The same holds for images of people in many nations. Depending on national laws you are not allowed to modify an image of a person beyond a certain degree in a harmfull way (so called personality rights) regardless what a copyright notice/license says.

Furthermore this very image would have been deleted in Wikimedia Commons, cause of lacking written agreement for publicating this image of a non-famous person.

Anonymous said...

Virgin did NOT use the photo within the terms of the license. Virgin did not attribute the photo the way the license says they must do. Virgin has no rights to use the photo in a commercial context except under the terms of the license, and quite simply they did not fulfill the license terms. Read Section 4 of the legal code of the license. Virgin did ONE of the six things they were required to do.

Saying that Virgin is "free to do whatever they want" with the photo is outright hogwash. Read the license before spouting absolute nonsense.

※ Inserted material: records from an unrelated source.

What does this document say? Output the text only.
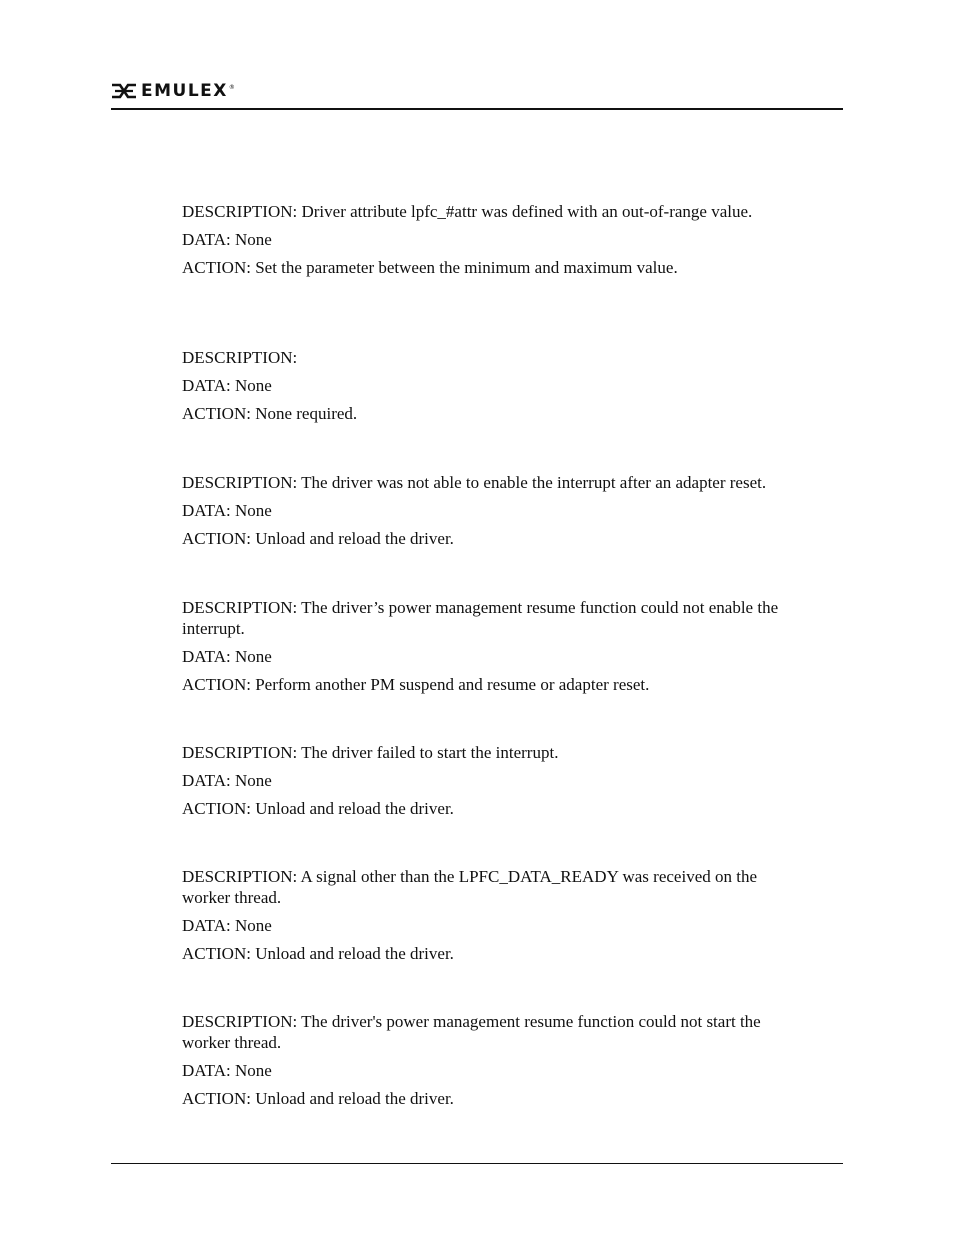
EMULEX ®

DESCRIPTION: Driver attribute lpfc_#attr was defined with an out-of-range value.

DATA: None

ACTION: Set the parameter between the minimum and maximum value.

DESCRIPTION:

DATA: None

ACTION: None required.

DESCRIPTION: The driver was not able to enable the interrupt after an adapter reset.

DATA: None

ACTION: Unload and reload the driver.

DESCRIPTION: The driver’s power management resume function could not enable the

interrupt.

DATA: None

ACTION: Perform another PM suspend and resume or adapter reset.

DESCRIPTION: The driver failed to start the interrupt.

DATA: None

ACTION: Unload and reload the driver.

DESCRIPTION: A signal other than the LPFC_DATA_READY was received on the

worker thread.

DATA: None

ACTION: Unload and reload the driver.

DESCRIPTION: The driver's power management resume function could not start the

worker thread.

DATA: None

ACTION: Unload and reload the driver.
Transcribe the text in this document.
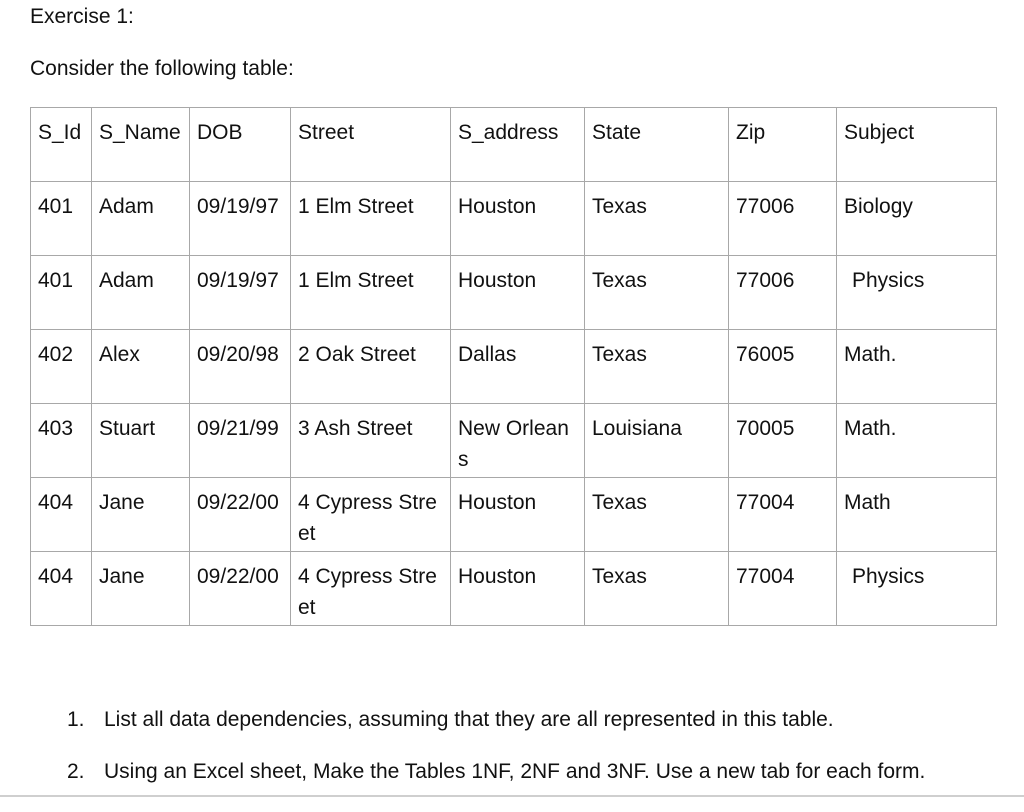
Exercise 1:

Consider the following table:

S_Id	S_Name	DOB	Street	S_address	State	Zip	Subject
401	Adam	09/19/97	1 Elm Street	Houston	Texas	77006	Biology
401	Adam	09/19/97	1 Elm Street	Houston	Texas	77006	Physics
402	Alex	09/20/98	2 Oak Street	Dallas	Texas	76005	Math.
403	Stuart	09/21/99	3 Ash Street	New Orleans	Louisiana	70005	Math.
404	Jane	09/22/00	4 Cypress Street	Houston	Texas	77004	Math
404	Jane	09/22/00	4 Cypress Street	Houston	Texas	77004	Physics
1. List all data dependencies, assuming that they are all represented in this table.
2. Using an Excel sheet, Make the Tables 1NF, 2NF and 3NF. Use a new tab for each form.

The other anonymous troll saying "Virgin did exactly as was required by the license." is totally wrong. Virgin did NOT do what was required. READ THE LICENSE. Virgin did not comply.

Virgin didn't comply with the license, and therefore their entire use of the photo is a breach of copyright, plain and simple.

Anonymous said...

I'm a bit confused on two accounts:

1.) What exactly is Virgin supposed to do to make it OK for them to put up the ad?
http://creativecommons.org/licenses/by/2.0/
The page with the ad pic says they did indeed credit chewywong, although it's too small to tell whether they added any information regarding the license terms. Is there a bigger image?

2.)How is this racist? Are asians routinely sterotyped as being people's pen pals? Or standing in yellowed areas?